At the age of 29, he was elected as the mayor of Urbana, Illinois.

==Background==
Reginald C. Harmon was born on February 5, 1900, near Olney, Illinois. After graduating from high school, he worked as a teacher in a rural school. He studied law at the University of Illinois College of Law receiving his Bachelor of Laws degree in 1927. During his time at the University of Illinois, Maj Gen Harmon joined the Phi Delta Phi legal fraternity. Maj Gen Harmon's military career also began during his undergraduate years at the university's Reserve Officers' Training Corps (ROTC).

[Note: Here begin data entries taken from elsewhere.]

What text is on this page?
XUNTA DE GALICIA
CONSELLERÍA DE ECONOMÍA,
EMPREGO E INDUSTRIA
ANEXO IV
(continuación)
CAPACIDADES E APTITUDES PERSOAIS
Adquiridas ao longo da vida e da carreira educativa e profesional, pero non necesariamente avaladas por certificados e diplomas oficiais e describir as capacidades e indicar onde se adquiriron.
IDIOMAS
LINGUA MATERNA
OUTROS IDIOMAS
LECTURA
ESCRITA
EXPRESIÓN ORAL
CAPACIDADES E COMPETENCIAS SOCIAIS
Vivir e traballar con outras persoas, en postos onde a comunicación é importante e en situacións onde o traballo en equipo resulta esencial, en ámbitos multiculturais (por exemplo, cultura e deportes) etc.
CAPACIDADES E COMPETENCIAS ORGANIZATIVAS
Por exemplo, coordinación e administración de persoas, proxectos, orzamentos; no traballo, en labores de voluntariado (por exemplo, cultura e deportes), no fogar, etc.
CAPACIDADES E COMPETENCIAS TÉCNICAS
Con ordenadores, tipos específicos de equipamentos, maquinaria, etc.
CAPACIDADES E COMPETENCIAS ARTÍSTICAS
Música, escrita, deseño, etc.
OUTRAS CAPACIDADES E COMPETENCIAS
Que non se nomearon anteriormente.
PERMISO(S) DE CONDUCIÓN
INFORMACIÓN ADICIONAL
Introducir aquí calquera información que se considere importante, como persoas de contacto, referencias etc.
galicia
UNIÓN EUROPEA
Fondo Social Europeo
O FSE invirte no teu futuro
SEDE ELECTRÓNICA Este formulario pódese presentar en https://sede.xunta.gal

At the age of 29, Maj Gen Harmon was elected as mayor of Urbana, Illinois. He held the office from 1929 to 1933. As mayor during the onset of the Great Depression, Maj Gen Harmon declared the nation's first business moratorium to prevent a run on the banks.

==Military career==
After completing the ROTC program at the University of Illinois, Reginald Harmon was commissioned as a second lieutenant in the Field Artillery Reserve. In October 1940, Mr. Harmon was called to active duty at Wright Field, Dayton, Ohio, as a major in the Officers' Reserve Corp of the Army. Mr. Harmon represented the U.S. Government in an industrial expansion program to meet the growing needs of the Army Air Corps during World War II from 1940 to 1945. For his work in opening new supply sources for the production of aircraft, Mr. Harmon received the Legion of Merit. Between 1945 and 1948, he served as the Judge Advocate of the Air Material Command where he provided legal representation for the Air Force in a billion dollar procurement program. During this period, Mr. Harmon left the Reserve Corp for the regular component of the military. On September 8, 1948, Mr. Harmon became the first Judge Advocate General of the United States Air Force and was promoted to the rank of Major General. He was reappointed as the Judge Advocate General in 1952 and 1956.